Embora haja boas projeções relacionadas ao Open Finance, questões como segurança, tratamento de dados e incentivo à adesão, ainda são essenciais para que o ecossistema se estabeleça de maneira efetiva.
Compartilhamento de dados – é basicamente nisso que se resume o Open Finance. Considerado a evolução do Open Banking, ele permite que as informações bancárias de um indivíduo possam ser compartilhadas, com seu consentimento e direcionamento, entre diversas instituições financeiras, como bancos, corretoras de seguros, serviços de câmbio, plataformas de investimentos, entre outras. A ideia é que o cliente tenha autoridade e controle total sobre suas informações, podendo aproveitar soluções de diferentes organizações, de acordo com suas preferências e seu perfil.
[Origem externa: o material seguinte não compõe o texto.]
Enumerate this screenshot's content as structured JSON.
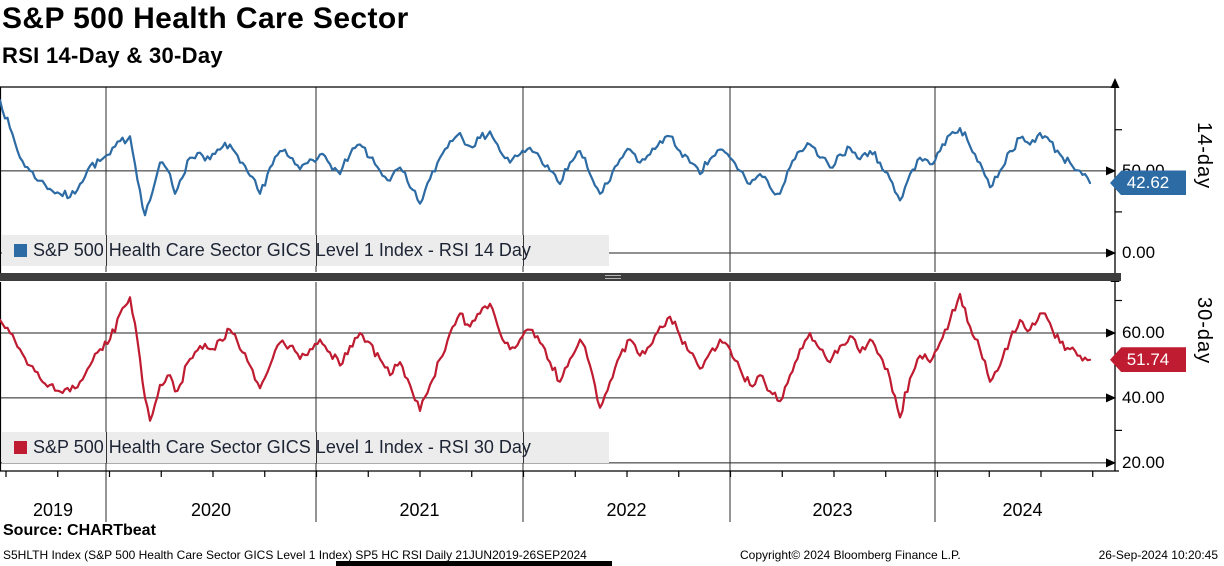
{
  "header": {
    "title": "S&P 500 Health Care Sector",
    "subtitle": "RSI 14-Day & 30-Day"
  },
  "panels": [
    {
      "side_label": "14-day",
      "legend": "S&P 500 Health Care Sector GICS Level 1 Index - RSI 14 Day",
      "badge_label": "42.62",
      "color": "#2d6ba4",
      "tick_labels": [
        {
          "v": 50,
          "label": "50.00"
        },
        {
          "v": 0,
          "label": "0.00"
        }
      ]
    },
    {
      "side_label": "30-day",
      "legend": "S&P 500 Health Care Sector GICS Level 1 Index - RSI 30 Day",
      "badge_label": "51.74",
      "color": "#bf1b31",
      "tick_labels": [
        {
          "v": 60,
          "label": "60.00"
        },
        {
          "v": 40,
          "label": "40.00"
        },
        {
          "v": 20,
          "label": "20.00"
        }
      ]
    }
  ],
  "chart_data": [
    {
      "type": "line",
      "name": "S&P 500 Health Care Sector GICS Level 1 Index - RSI 14 Day",
      "panel": "14-day",
      "color": "#2d6ba4",
      "ylim": [
        0,
        101
      ],
      "yticks_labeled": [
        0,
        50
      ],
      "yticks_minor": [
        25,
        75
      ],
      "last_value": 42.62,
      "jitter": 3.0,
      "x_unit": "px_offset_from_21JUN2019",
      "points": [
        [
          0,
          93
        ],
        [
          10,
          76
        ],
        [
          20,
          58
        ],
        [
          30,
          50
        ],
        [
          40,
          44
        ],
        [
          50,
          39
        ],
        [
          60,
          36
        ],
        [
          70,
          34
        ],
        [
          80,
          42
        ],
        [
          90,
          53
        ],
        [
          100,
          56
        ],
        [
          110,
          60
        ],
        [
          120,
          68
        ],
        [
          130,
          71
        ],
        [
          140,
          38
        ],
        [
          145,
          23
        ],
        [
          150,
          32
        ],
        [
          160,
          55
        ],
        [
          170,
          48
        ],
        [
          175,
          36
        ],
        [
          180,
          44
        ],
        [
          190,
          58
        ],
        [
          200,
          61
        ],
        [
          210,
          57
        ],
        [
          220,
          63
        ],
        [
          230,
          66
        ],
        [
          240,
          55
        ],
        [
          250,
          47
        ],
        [
          260,
          36
        ],
        [
          270,
          52
        ],
        [
          280,
          62
        ],
        [
          290,
          58
        ],
        [
          300,
          51
        ],
        [
          310,
          57
        ],
        [
          320,
          60
        ],
        [
          330,
          54
        ],
        [
          340,
          48
        ],
        [
          350,
          60
        ],
        [
          360,
          66
        ],
        [
          370,
          58
        ],
        [
          380,
          50
        ],
        [
          390,
          44
        ],
        [
          400,
          52
        ],
        [
          410,
          40
        ],
        [
          420,
          30
        ],
        [
          430,
          45
        ],
        [
          440,
          58
        ],
        [
          450,
          68
        ],
        [
          460,
          73
        ],
        [
          470,
          65
        ],
        [
          480,
          70
        ],
        [
          490,
          74
        ],
        [
          500,
          62
        ],
        [
          510,
          55
        ],
        [
          520,
          60
        ],
        [
          530,
          64
        ],
        [
          540,
          58
        ],
        [
          550,
          50
        ],
        [
          560,
          42
        ],
        [
          570,
          55
        ],
        [
          580,
          62
        ],
        [
          590,
          48
        ],
        [
          600,
          36
        ],
        [
          610,
          44
        ],
        [
          620,
          57
        ],
        [
          630,
          63
        ],
        [
          640,
          55
        ],
        [
          650,
          60
        ],
        [
          660,
          68
        ],
        [
          670,
          71
        ],
        [
          680,
          62
        ],
        [
          690,
          55
        ],
        [
          700,
          48
        ],
        [
          710,
          57
        ],
        [
          720,
          63
        ],
        [
          730,
          58
        ],
        [
          740,
          50
        ],
        [
          750,
          42
        ],
        [
          760,
          48
        ],
        [
          770,
          40
        ],
        [
          780,
          36
        ],
        [
          790,
          52
        ],
        [
          800,
          62
        ],
        [
          810,
          66
        ],
        [
          820,
          58
        ],
        [
          830,
          52
        ],
        [
          840,
          60
        ],
        [
          850,
          64
        ],
        [
          860,
          57
        ],
        [
          870,
          62
        ],
        [
          880,
          55
        ],
        [
          890,
          45
        ],
        [
          900,
          32
        ],
        [
          910,
          48
        ],
        [
          920,
          58
        ],
        [
          930,
          54
        ],
        [
          940,
          62
        ],
        [
          950,
          72
        ],
        [
          960,
          76
        ],
        [
          970,
          65
        ],
        [
          980,
          55
        ],
        [
          990,
          40
        ],
        [
          1000,
          50
        ],
        [
          1010,
          62
        ],
        [
          1020,
          70
        ],
        [
          1030,
          66
        ],
        [
          1040,
          73
        ],
        [
          1050,
          68
        ],
        [
          1060,
          60
        ],
        [
          1070,
          55
        ],
        [
          1080,
          50
        ],
        [
          1090,
          42.62
        ]
      ]
    },
    {
      "type": "line",
      "name": "S&P 500 Health Care Sector GICS Level 1 Index - RSI 30 Day",
      "panel": "30-day",
      "color": "#bf1b31",
      "ylim": [
        17.5,
        75.7
      ],
      "yticks_labeled": [
        20,
        40,
        60
      ],
      "yticks_minor": [
        30,
        50,
        70
      ],
      "last_value": 51.74,
      "jitter": 1.7,
      "x_unit": "px_offset_from_21JUN2019",
      "points": [
        [
          0,
          64
        ],
        [
          10,
          60
        ],
        [
          20,
          55
        ],
        [
          30,
          50
        ],
        [
          40,
          46
        ],
        [
          50,
          44
        ],
        [
          60,
          42
        ],
        [
          70,
          42
        ],
        [
          80,
          45
        ],
        [
          90,
          50
        ],
        [
          100,
          55
        ],
        [
          110,
          58
        ],
        [
          120,
          66
        ],
        [
          130,
          71
        ],
        [
          140,
          52
        ],
        [
          145,
          40
        ],
        [
          150,
          33
        ],
        [
          160,
          44
        ],
        [
          170,
          47
        ],
        [
          175,
          42
        ],
        [
          180,
          44
        ],
        [
          190,
          52
        ],
        [
          200,
          56
        ],
        [
          210,
          55
        ],
        [
          220,
          58
        ],
        [
          230,
          61
        ],
        [
          240,
          55
        ],
        [
          250,
          50
        ],
        [
          260,
          43
        ],
        [
          270,
          50
        ],
        [
          280,
          57
        ],
        [
          290,
          56
        ],
        [
          300,
          52
        ],
        [
          310,
          55
        ],
        [
          320,
          58
        ],
        [
          330,
          54
        ],
        [
          340,
          50
        ],
        [
          350,
          56
        ],
        [
          360,
          60
        ],
        [
          370,
          57
        ],
        [
          380,
          52
        ],
        [
          390,
          47
        ],
        [
          400,
          51
        ],
        [
          410,
          44
        ],
        [
          420,
          36
        ],
        [
          430,
          44
        ],
        [
          440,
          52
        ],
        [
          450,
          60
        ],
        [
          460,
          66
        ],
        [
          470,
          62
        ],
        [
          480,
          66
        ],
        [
          490,
          69
        ],
        [
          500,
          60
        ],
        [
          510,
          55
        ],
        [
          520,
          58
        ],
        [
          530,
          61
        ],
        [
          540,
          57
        ],
        [
          550,
          51
        ],
        [
          560,
          45
        ],
        [
          570,
          52
        ],
        [
          580,
          58
        ],
        [
          590,
          50
        ],
        [
          600,
          37
        ],
        [
          610,
          45
        ],
        [
          620,
          53
        ],
        [
          630,
          58
        ],
        [
          640,
          53
        ],
        [
          650,
          56
        ],
        [
          660,
          62
        ],
        [
          670,
          65
        ],
        [
          680,
          59
        ],
        [
          690,
          54
        ],
        [
          700,
          49
        ],
        [
          710,
          54
        ],
        [
          720,
          58
        ],
        [
          730,
          55
        ],
        [
          740,
          49
        ],
        [
          750,
          44
        ],
        [
          760,
          47
        ],
        [
          770,
          42
        ],
        [
          780,
          39
        ],
        [
          790,
          47
        ],
        [
          800,
          55
        ],
        [
          810,
          60
        ],
        [
          820,
          55
        ],
        [
          830,
          51
        ],
        [
          840,
          56
        ],
        [
          850,
          59
        ],
        [
          860,
          54
        ],
        [
          870,
          58
        ],
        [
          880,
          53
        ],
        [
          890,
          46
        ],
        [
          900,
          34
        ],
        [
          910,
          46
        ],
        [
          920,
          53
        ],
        [
          930,
          51
        ],
        [
          940,
          57
        ],
        [
          950,
          64
        ],
        [
          960,
          72
        ],
        [
          970,
          62
        ],
        [
          980,
          55
        ],
        [
          990,
          45
        ],
        [
          1000,
          50
        ],
        [
          1010,
          58
        ],
        [
          1020,
          64
        ],
        [
          1030,
          61
        ],
        [
          1040,
          66
        ],
        [
          1050,
          63
        ],
        [
          1060,
          57
        ],
        [
          1070,
          55
        ],
        [
          1080,
          53
        ],
        [
          1090,
          51.74
        ]
      ]
    }
  ],
  "x_axis": {
    "years": [
      "2019",
      "2020",
      "2021",
      "2022",
      "2023",
      "2024"
    ],
    "range_label": "21JUN2019-26SEP2024"
  },
  "footer": {
    "source": "Source: CHARTbeat",
    "ticker_line": "S5HLTH Index (S&P 500 Health Care Sector GICS Level 1 Index) SP5 HC RSI  Daily 21JUN2019-26SEP2024",
    "copyright": "Copyright© 2024 Bloomberg Finance L.P.",
    "timestamp": "26-Sep-2024 10:20:45"
  },
  "seed": 7
}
Visto que o modelo tradicional de contratos bancários envolve uma apropriação dos dados financeiros, de forma que não possam ser compartilhados e acessados, essa mudança tem chamado muito a atenção desde o seu surgimento.
No entanto, apesar das altas expectativas e do cenário promissor que as mudanças do sistema têm gerado, o caminho para sua consolidação no Brasil ainda traz alguns desafios.
De acordo com avaliações realizadas pela consultoria de gestão financeira Oliver Wyman, o Open Finance deve alcançar 60 milhões de usuários no Brasil até 2025. O ecossistema chegou ao país em 2021, com convites dos bancos aos clientes para a abertura de seus dados bancários e o compartilhamento com outras instituições. Nessa etapa, 5 milhões de contas já foram conectadas, levando a resultados surpreendentes e mostrando uma implementação em ritmo acelerado, superando outros países e nos levando ao ranking dos líderes globais.
A expectativa, inclusive, é de que sejamos pioneiros desse tipo de sistema – lugar que, hoje, pertence ao Reino Unido. As projeções não poderiam ser melhores, mas ainda há um longo trajeto a ser percorrido e, de acordo com especialistas, algumas questões são essenciais para que o ecossistema se estabeleça de maneira efetiva. Conheça algumas delas:
O Open Finance envolve, basicamente, dados bancários – ou seja, informações importantes e sensíveis, principalmente quando compartilhadas de forma digital. E aqui entra um ponto importante: como esses dados serão tratados na implantação do sistema para que sejam abertos, qualificados e façam sentido para todas as instituições.
Em outros termos, isso significa que não basta ter acesso às informações dos clientes, as instituições precisam estar preparadas para entendê-las e analisá-las de forma eficiente e que gere resultados que possam ser convertidos em soluções customizadas.
Leandro Vilain, diretor executivo de Inovação, Produtos e Serviços Bancários da Federação Brasileira de Bancos (Febraban), explica a situação: “Quando você tem um banco digital com um bilhão de registros é muito complicado. Então, todo esse tratamento dos dados será a maior parte dos investimentos nos próximos anos”.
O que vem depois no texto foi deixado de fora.